Выходной — время расслабиться. Де Бри босиком, в нарядной рубашке с расстегнутым воротом и потертых спортивных хлопчатобумажных штанах, линялых, со следами какой-то эмблемы, уселся на одну из подушек — больше сидеть в этой комнате было не на чем. Дом Де Бри находился в Челси. Тяжелые шторы на окнах создавали ощущение вечной ночи. Ковер был мягкий и лохматый, словно лужайка. Стены увешаны портретами больше человеческого роста — чьи-то предки, судя по их худобе, явно не родственники хозяина.
Де Бри заговорил:
— Джейк, тяжелые климатические условия, которых ты все-таки не побоялся, напомнили мне об одном малоизвестном рыцаре Круглого стола Короле Артуре. Он был карликом. Из-за своих крохотных размеров не мог сидеть верхом даже на пони и попросил конюха приготовить для него большого пса со смешанным происхождением. Пес был немного похож на яка, немного на лохматый ковер и очень мало — на собаку. В походе за Чашей Святого Грааля, или за Истинным Крестом, или за честным человеком, или за хорошей сигарой рыцарь и его боевой скакун попали в ужасную бурю. Гром, молнии, ветер и дождь, короче, второй потоп. Из всех трактиров и почтовых станций рыцаря заворачивали: мест нет, свободных мест нет. Ему приходилось снова отправляться под дождь, на холод. Наконец, когда у него почти не осталось надежды и он решился было устроиться на ночлег в ближайшей рощице, заглянул еще в один трактир. Добрый хозяин пожалел беднягу. Он объяснил, что, увы, свободных мест и комнат нет, но в главном зале у камина есть скамья, где благородный рыцарь может прилечь, а его добрый конь — свернуться калачиком на коврике рядом с огнем. Трактирщик в конце беседы сделал заключение: в такую погоду даже собаку с рыцарем на улицу не выгонишь.

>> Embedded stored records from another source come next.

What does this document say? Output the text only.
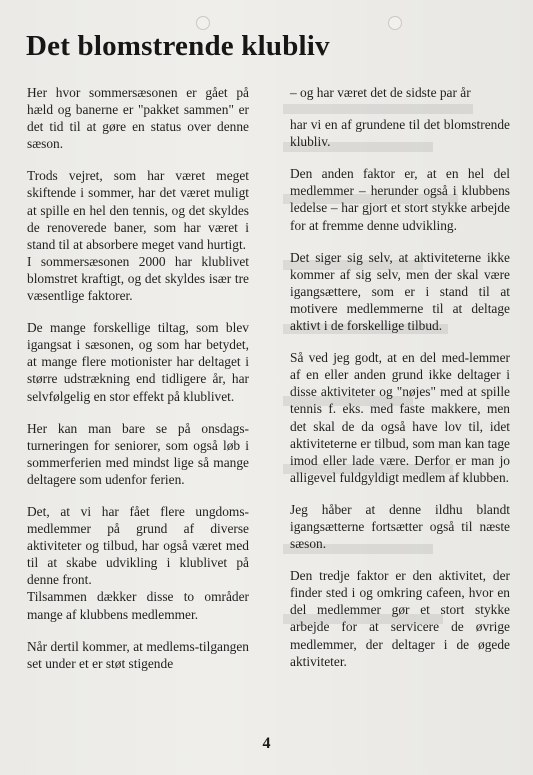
Det blomstrende klubliv

Her hvor sommersæsonen er gået på hæld og banerne er "pakket sammen" er det tid til at gøre en status over denne sæson.

Trods vejret, som har været meget skiftende i sommer, har det været muligt at spille en hel den tennis, og det skyldes de renoverede baner, som har været i stand til at absorbere meget vand hurtigt.

I sommersæsonen 2000 har klublivet blomstret kraftigt, og det skyldes især tre væsentlige faktorer.

De mange forskellige tiltag, som blev igangsat i sæsonen, og som har betydet, at mange flere motionister har deltaget i større udstrækning end tidligere år, har selvfølgelig en stor effekt på klublivet.

Her kan man bare se på onsdags-turneringen for seniorer, som også løb i sommerferien med mindst lige så mange deltagere som udenfor ferien.

Det, at vi har fået flere ungdoms-medlemmer på grund af diverse aktiviteter og tilbud, har også været med til at skabe udvikling i klublivet på denne front.

Tilsammen dækker disse to områder mange af klubbens medlemmer.

Når dertil kommer, at medlems-tilgangen set under et er støt stigende

– og har været det de sidste par år

har vi en af grundene til det blomstrende klubliv.

Den anden faktor er, at en hel del medlemmer – herunder også i klubbens ledelse – har gjort et stort stykke arbejde for at fremme denne udvikling.

Det siger sig selv, at aktiviteterne ikke kommer af sig selv, men der skal være igangsættere, som er i stand til at motivere medlemmerne til at deltage aktivt i de forskellige tilbud.

Så ved jeg godt, at en del med-lemmer af en eller anden grund ikke deltager i disse aktiviteter og "nøjes" med at spille tennis f. eks. med faste makkere, men det skal de da også have lov til, idet aktiviteterne er tilbud, som man kan tage imod eller lade være. Derfor er man jo alligevel fuldgyldigt medlem af klubben.

Jeg håber at denne ildhu blandt igangsætterne fortsætter også til næste sæson.

Den tredje faktor er den aktivitet, der finder sted i og omkring cafeen, hvor en del medlemmer gør et stort stykke arbejde for at servicere de øvrige medlemmer, der deltager i de øgede aktiviteter.

4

— Ясно, — продолжил Де Бри, когда Ньюмен даже не улыбнулся, выслушав пространное вступление. — А где твой напарник, Джейк? Когда я…

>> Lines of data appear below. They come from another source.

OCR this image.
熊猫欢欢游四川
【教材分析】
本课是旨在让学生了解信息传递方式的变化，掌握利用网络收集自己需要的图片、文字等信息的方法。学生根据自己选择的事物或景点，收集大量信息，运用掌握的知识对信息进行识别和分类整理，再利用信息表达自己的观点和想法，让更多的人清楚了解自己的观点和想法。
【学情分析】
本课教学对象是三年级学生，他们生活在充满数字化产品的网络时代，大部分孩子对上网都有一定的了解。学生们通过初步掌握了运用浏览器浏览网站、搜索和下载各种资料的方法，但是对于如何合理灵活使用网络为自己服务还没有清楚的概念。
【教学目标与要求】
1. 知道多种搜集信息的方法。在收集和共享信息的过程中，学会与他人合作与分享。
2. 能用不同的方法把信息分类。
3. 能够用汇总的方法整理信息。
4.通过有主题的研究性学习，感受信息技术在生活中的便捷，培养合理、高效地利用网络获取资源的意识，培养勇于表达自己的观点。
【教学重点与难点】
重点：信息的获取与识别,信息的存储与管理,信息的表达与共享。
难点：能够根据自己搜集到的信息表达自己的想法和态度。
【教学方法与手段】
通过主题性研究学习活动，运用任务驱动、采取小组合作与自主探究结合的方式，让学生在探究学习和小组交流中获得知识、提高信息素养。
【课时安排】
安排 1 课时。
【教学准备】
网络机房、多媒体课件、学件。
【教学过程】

— Ты мне солгал, — перебил его Ньюмен. — У Фрэнсис Мак-Алистер не было романа с писателем Алом Кобленом в 1972 году. В то время писатель жил в Лос-Анджелесе, а она находилась в Карвилле, в больнице. В штате Луизиана.
Де Бри картинно схватился за голову:
— О нет!
Ньюмен пошарил в кармане и вытащил наручники.

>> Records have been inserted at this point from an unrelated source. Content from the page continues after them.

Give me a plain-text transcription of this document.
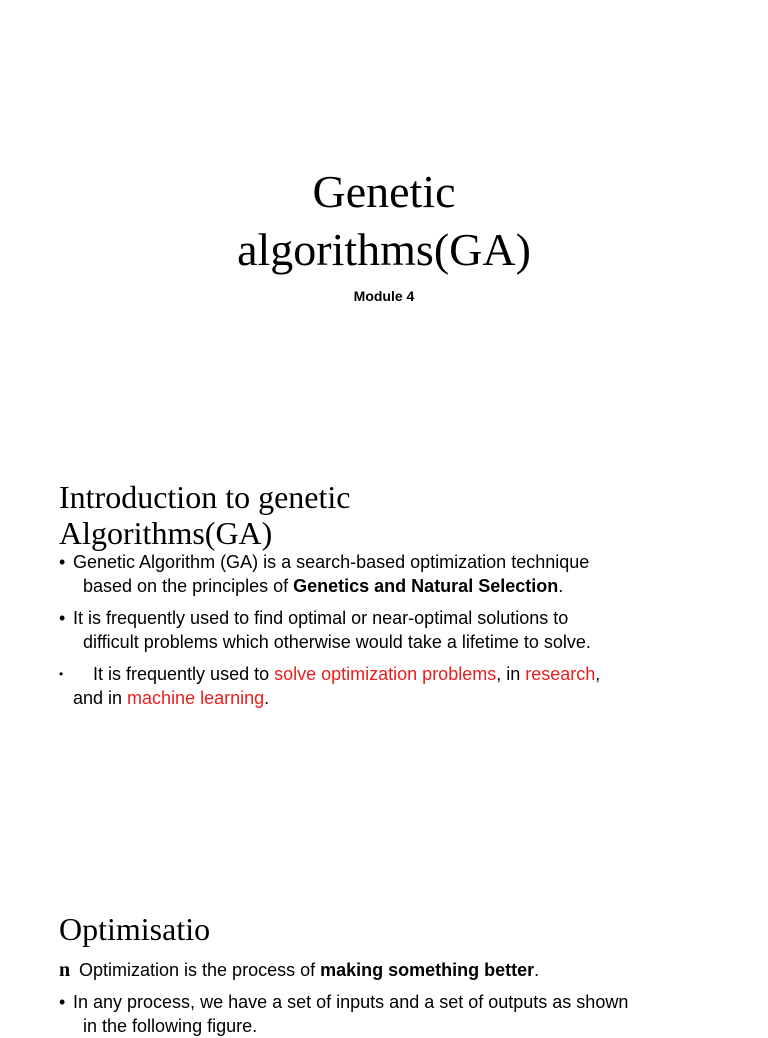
Genetic
algorithms(GA)
Module 4
Introduction to genetic
Algorithms(GA)
• Genetic Algorithm (GA) is a search-based optimization technique
based on the principles of Genetics and Natural Selection.
• It is frequently used to find optimal or near-optimal solutions to
difficult problems which otherwise would take a lifetime to solve.
•	It is frequently used to solve optimization problems, in research,
and in machine learning.
Optimisatio
n Optimization is the process of making something better.
• In any process, we have a set of inputs and a set of outputs as shown
in the following figure.
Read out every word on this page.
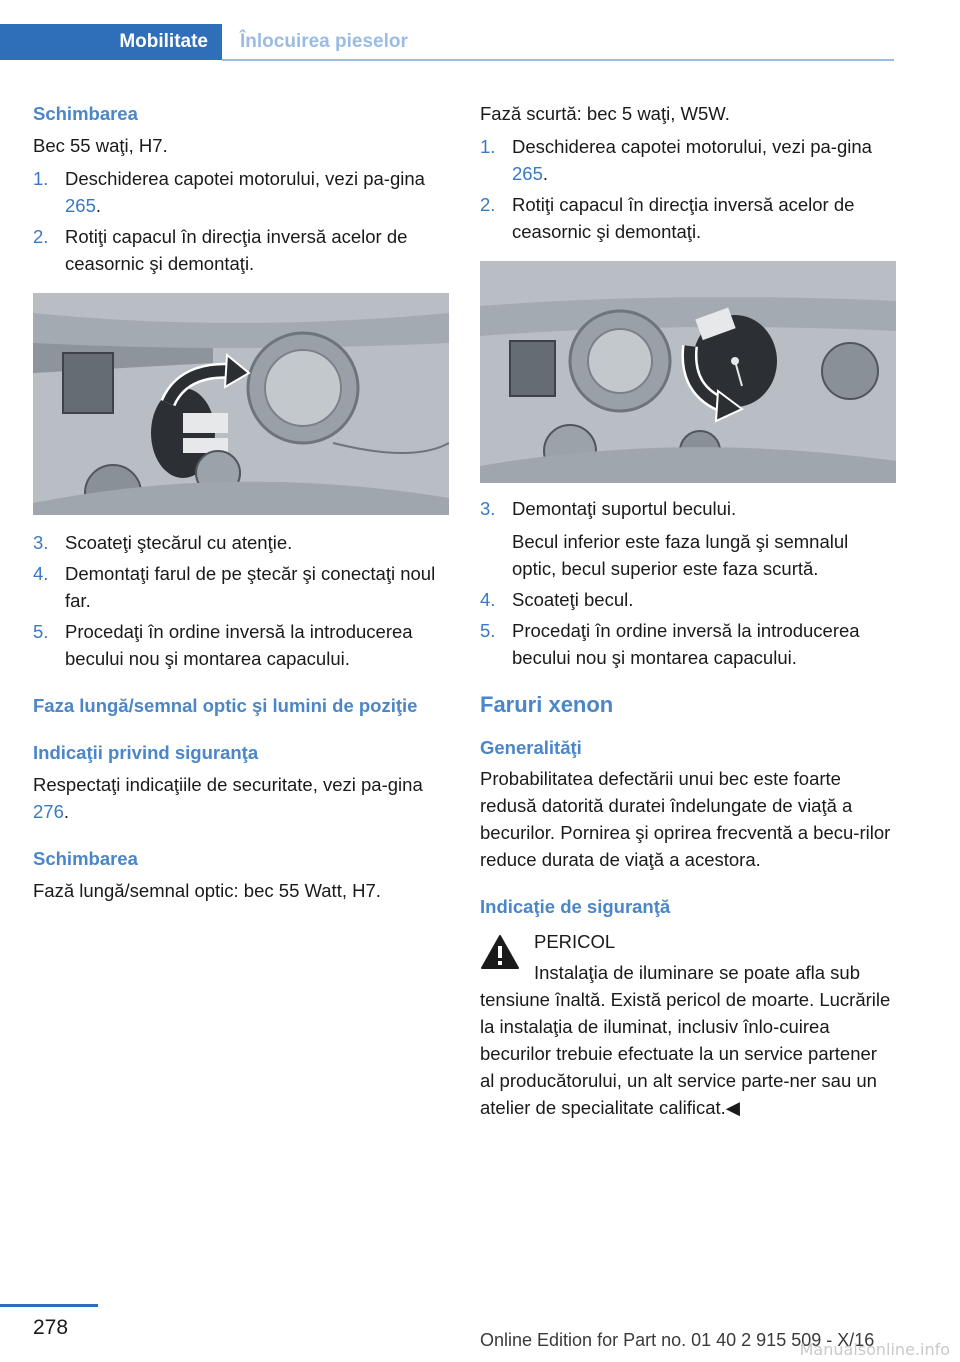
Mobilitate	Înlocuirea pieselor

Schimbarea

Bec 55 waţi, H7.

1. Deschiderea capotei motorului, vezi pa‐gina 265.
2. Rotiţi capacul în direcţia inversă acelor de ceasornic şi demontaţi.
3. Scoateţi ştecărul cu atenţie.
4. Demontaţi farul de pe ştecăr şi conectaţi noul far.
5. Procedaţi în ordine inversă la introducerea becului nou şi montarea capacului.

Faza lungă/semnal optic şi lumini de poziţie

Indicaţii privind siguranţa

Respectaţi indicaţiile de securitate, vezi pa‐gina 276.

Schimbarea

Fază lungă/semnal optic: bec 55 Watt, H7.

Fază scurtă: bec 5 waţi, W5W.

1. Deschiderea capotei motorului, vezi pa‐gina 265.
2. Rotiţi capacul în direcţia inversă acelor de ceasornic şi demontaţi.
3. Demontaţi suportul becului.

Becul inferior este faza lungă şi semnalul optic, becul superior este faza scurtă.

4. Scoateţi becul.
5. Procedaţi în ordine inversă la introducerea becului nou şi montarea capacului.

Faruri xenon

Generalităţi

Probabilitatea defectării unui bec este foarte redusă datorită duratei îndelungate de viaţă a becurilor. Pornirea şi oprirea frecventă a becu‐rilor reduce durata de viaţă a acestora.

Indicaţie de siguranţă

PERICOL

Instalaţia de iluminare se poate afla sub

tensiune înaltă. Există pericol de moarte. Lucrările la instalaţia de iluminat, inclusiv înlo‐cuirea becurilor trebuie efectuate la un service partener al producătorului, un alt service parte‐ner sau un atelier de specialitate calificat.◀

278
Online Edition for Part no. 01 40 2 915 509 - X/16
Manualsonline.info
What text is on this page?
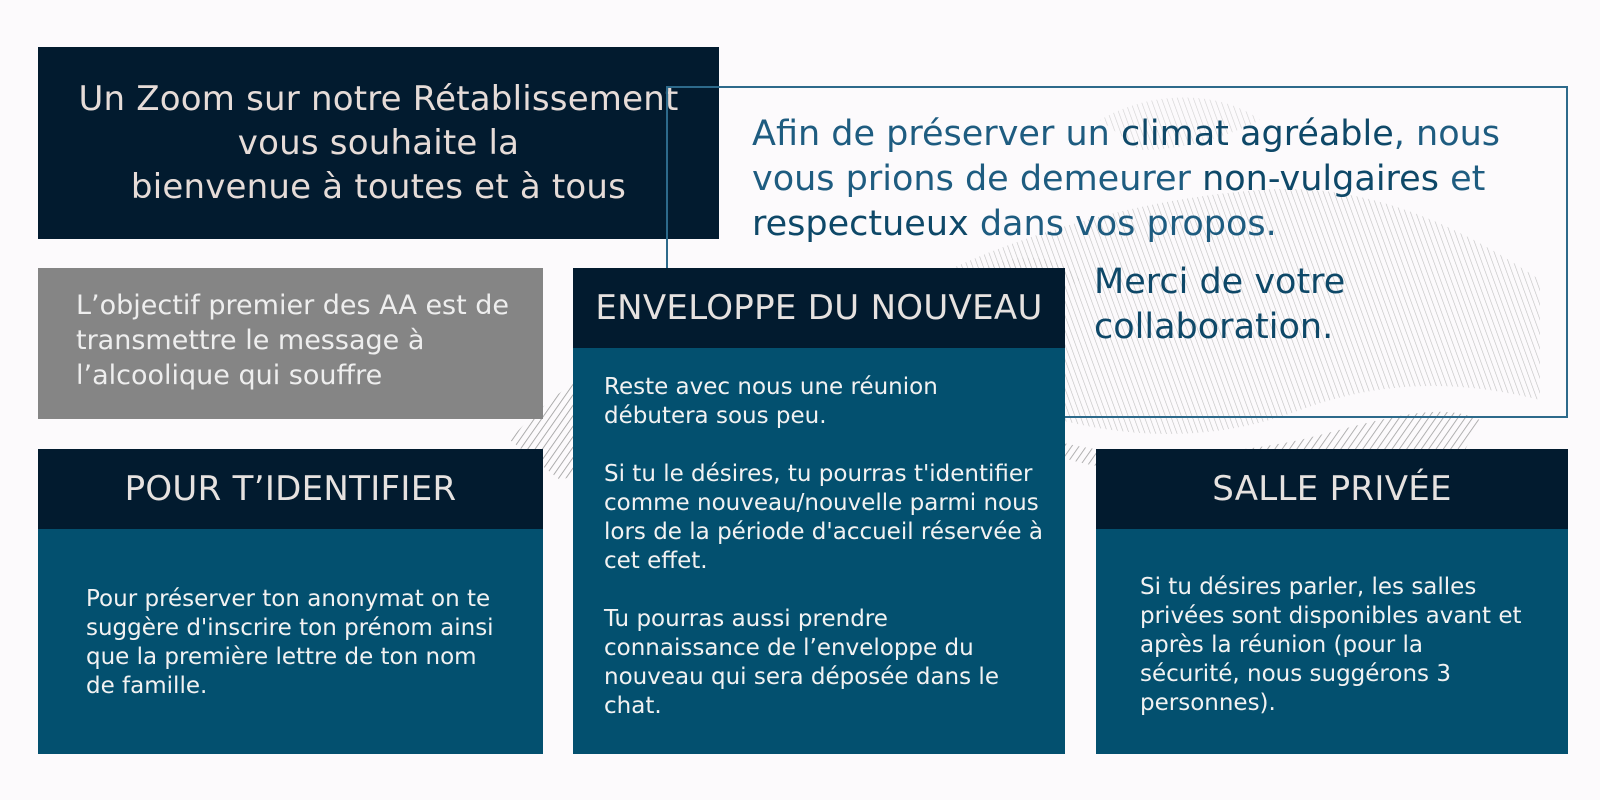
Un Zoom sur notre Rétablissement
vous souhaite la
bienvenue à toutes et à tous
Afin de préserver un climat agréable, nous vous prions de demeurer non-vulgaires et respectueux dans vos propos.
Merci de votre collaboration.
L’objectif premier des AA est de transmettre le message à l’alcoolique qui souffre
POUR T’IDENTIFIER

Pour préserver ton anonymat on te suggère d'inscrire ton prénom ainsi que la première lettre de ton nom de famille.

ENVELOPPE DU NOUVEAU

Reste avec nous une réunion débutera sous peu.

Si tu le désires, tu pourras t'identifier comme nouveau/nouvelle parmi nous lors de la période d'accueil réservée à cet effet.

Tu pourras aussi prendre connaissance de l’enveloppe du nouveau qui sera déposée dans le chat.

SALLE PRIVÉE

Si tu désires parler, les salles privées sont disponibles avant et après la réunion (pour la sécurité, nous suggérons 3 personnes).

— Что ты вытворяешь, сволочь, сбиваешь следствие с толку? За такие дела сажать надо!
Де Бри сокрушенно развел руками, потом вытянул их перед собой, запястье к запястью.
— Виноват. Засади меня.
Ньюмен убрал наручники.
— Ты солгал, что Айвс рассказал тебе о романе с писателем. Но ведь тебе этого никто не говорил, ты сам все придумал, да?
— Да.
— Почему? Зачем? Ты считал, что мы не станем проверять?
— Надеялся. Зачем смущать вдову Коблена вопросами о событиях давно прошедших дней?
— А смутить меня — в этом ты не видишь проблем?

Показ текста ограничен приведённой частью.